As great as technology is, it’s worth knowing that 1 in 3 online daters have never actually progressed to meeting anyone in person. For some, seeking is more rewarding than finding.
[1] http://www.telegraph.co.uk/women/sex/online-dating/11302495/Online-dating-websites-When-should-you-meet-in-person.html
I didn’t get into texting but I did a lot of emailing when I was dating on-line a few years ago. Happily, I met my husband after 6 months of endless emails and coffees with the world’s most boring men–and those were the ones willing to meet! I think many of them are simply voyeurs, who only want to look at pictures of women. You are so right, 15 minutes with someone and you can tell if they are someone you’re going to even like. I still get emails of my “matches” and I always check them out to see who is still “out there”…you guessed it –ALL THE SAME GUYS! So my advice is the same-if they don’t want to meet after 3 emails or texts, tell them to hit the bricks. Also, be very wary of men who only see you for lunch or week nights…they’re either married or in the case I encountered, involved with one or more other women.
You hit the nail on the head there, James. I have texted until my fingers are raw with these so called men out there, and I have to say it, but I met up with one, and got raped. Another one, everything was going so great, but he just lost interest in me due to where I live. We live like 50 miles apart. Another guy I talk to has become a good friend, but we do not have romantic feelings for each other. I was with a guy for 10 years, and he left me when I got cancer. So, When I got better, he wanted to come back, and I said no! If you cannot rely on someone when you are really sick like that, then why would you want him around for the good parts?
Hello James,
After reading this article i felt like the lightbulb went on in my head, for months i had no idea what was going on with the relationship i was involved in. The confusion and hurt was staggering,because it just didnt make any sense. Ive purchased a number of your programs now and really wish i had known about them prior to now.
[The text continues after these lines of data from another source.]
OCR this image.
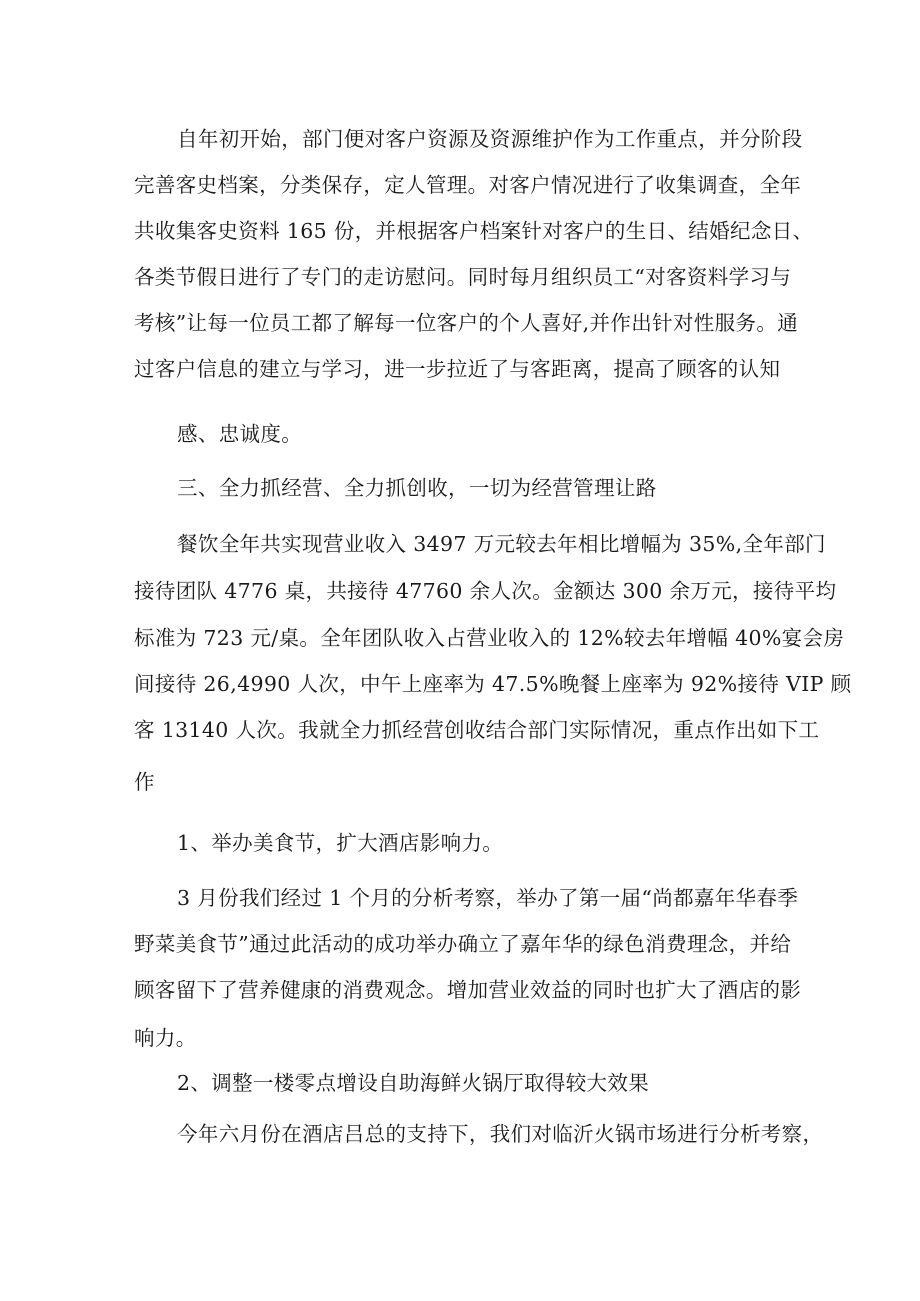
自年初开始，部门便对客户资源及资源维护作为工作重点，并分阶段
完善客史档案，分类保存，定人管理。对客户情况进行了收集调查，全年
共收集客史资料 165 份，并根据客户档案针对客户的生日、结婚纪念日、
各类节假日进行了专门的走访慰问。同时每月组织员工“对客资料学习与
考核”让每一位员工都了解每一位客户的个人喜好,并作出针对性服务。通
过客户信息的建立与学习，进一步拉近了与客距离，提高了顾客的认知
感、忠诚度。
三、全力抓经营、全力抓创收，一切为经营管理让路
餐饮全年共实现营业收入 3497 万元较去年相比增幅为 35%,全年部门
接待团队 4776 桌，共接待 47760 余人次。金额达 300 余万元，接待平均
标准为 723 元/桌。全年团队收入占营业收入的 12%较去年增幅 40%宴会房
间接待 26,4990 人次，中午上座率为 47.5%晚餐上座率为 92%接待 VIP 顾
客 13140 人次。我就全力抓经营创收结合部门实际情况，重点作出如下工
作
1、举办美食节，扩大酒店影响力。
3 月份我们经过 1 个月的分析考察，举办了第一届“尚都嘉年华春季
野菜美食节”通过此活动的成功举办确立了嘉年华的绿色消费理念，并给
顾客留下了营养健康的消费观念。增加营业效益的同时也扩大了酒店的影
响力。
2、调整一楼零点增设自助海鲜火锅厅取得较大效果
今年六月份在酒店吕总的支持下，我们对临沂火锅市场进行分析考察，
The whole time the answers were right in front of me,i just didnt know it.
I want to thank you for your publishings because you provide very solid insight, as well as help a woman to understand in depth what a man thinks and displays in his actions.
Thank you again,
Hi Melissa. I really appreciate your kind comment. It made my day! But I’m even more pleased to hear the ways you have applied these insights in your life for better understanding.